紆余曲折ありながらもサウジアラビアの国営石油会社サウジアラムコが12/11、ついに上場です。
これまで時価総額世界最大であったアップルの約1.2兆ドルを大きく上回る約1.8兆ドル(約200兆円)となりました。
発行済み株式のたった1.5%
時価総額が約1.8兆ドルといっても、今回の売出しは発行済み株式の1.5%足らずです。しかもサウジアラビヤ国内投資家向けに限定されました。 1%が機関投資家向け、0.5%が個人投資家向けです。残り98.5%は依然としてサウジアラビア政府の保有です。
海外投資家の評価が得られていないので架空の世界最大の感は否めません。
日経新聞12/13『アラムコ株、 一時2兆ドル超』新よれば、上場翌日の12/12に前日比およそ10%上昇し、時価総額が一時 2兆ドル(約220兆円)を突破しました。2兆ドルは大きな一つの節目です。上場以前に「アラムコの価値は2兆ドル以上」とムハンマド皇太子が主張していたので、それは1つの越えなければならない壁となっていました。対外的な対面をなんとか保った格好です。

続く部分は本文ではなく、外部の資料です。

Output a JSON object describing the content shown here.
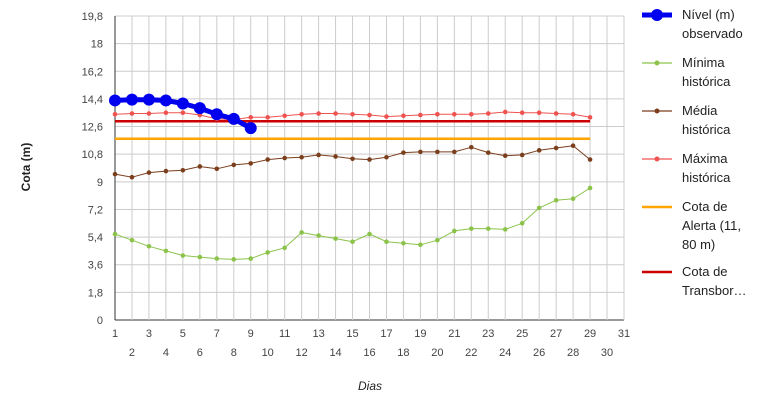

官製相場です。当記事によれば、個人向けには6ヶ月保有した投資家にボーナス株を付与する制度となっているので、個人投資家の売りを上場抑止は特に抑止しています。公開株の1割以上を政府系機関や政府系ファンドが買ったとみられており、目標達成に躍起になったとみられています。
脱石油改革
海外の厳しい目があるなか、今回の上場が断行されたのは、「脱石油」の改革のためです。日経新聞12/7『アラムコ上場、日本も試す』によれば、石油消費の伸びは2025年以降に鈍化し、30年代に横ばいになります。乗用車向けに限れば20年代後半に消費はピークを迎えます。工業化の促進が不可欠です。上場化で得た資金を工業化推進に回します。
石油の需要が減れば財政運営も厳しくなります。株式を公開することで、自助努力が求められる社会に変えようとしています。

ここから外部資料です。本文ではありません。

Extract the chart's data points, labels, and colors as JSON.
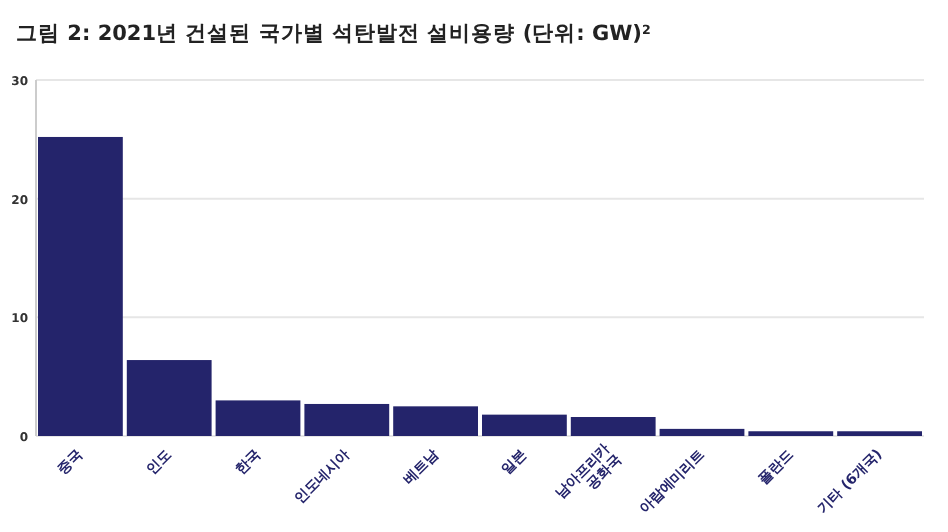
{
  "chart_data": {
    "type": "bar",
    "title": "그림 2: 2021년 건설된 국가별 석탄발전 설비용량 (단위: GW)$^{2}$",
    "categories": [
      "중국",
      "인도",
      "한국",
      "인도네시아",
      "베트남",
      "일본",
      "남아프리카\n공화국",
      "아랍에미리트",
      "폴란드",
      "기타 (6개국)"
    ],
    "values": [
      25.2,
      6.4,
      3.0,
      2.7,
      2.5,
      1.8,
      1.6,
      0.6,
      0.4,
      0.4
    ],
    "color": "#24246b",
    "ylim": [
      0,
      30
    ],
    "yticks": [
      0,
      10,
      20,
      30
    ],
    "grid": "y"
  }
}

自助努力を求めるには、国民の自由・権利の幅を広げなければなりません。政府に批判的な批判的なジャーナリストがトルコ大使館で殺害された2018年の事件では、ムハンマド皇太子が関与したと指摘されています。抑圧的で不透明な政治体制がクリアにならなければ、脱石油改革も本格化しそうにありません。
まとめ
今回のアラムコの上場は海外からの目は冷ややかです。海外での上場にはまだ時間がかかりそうです。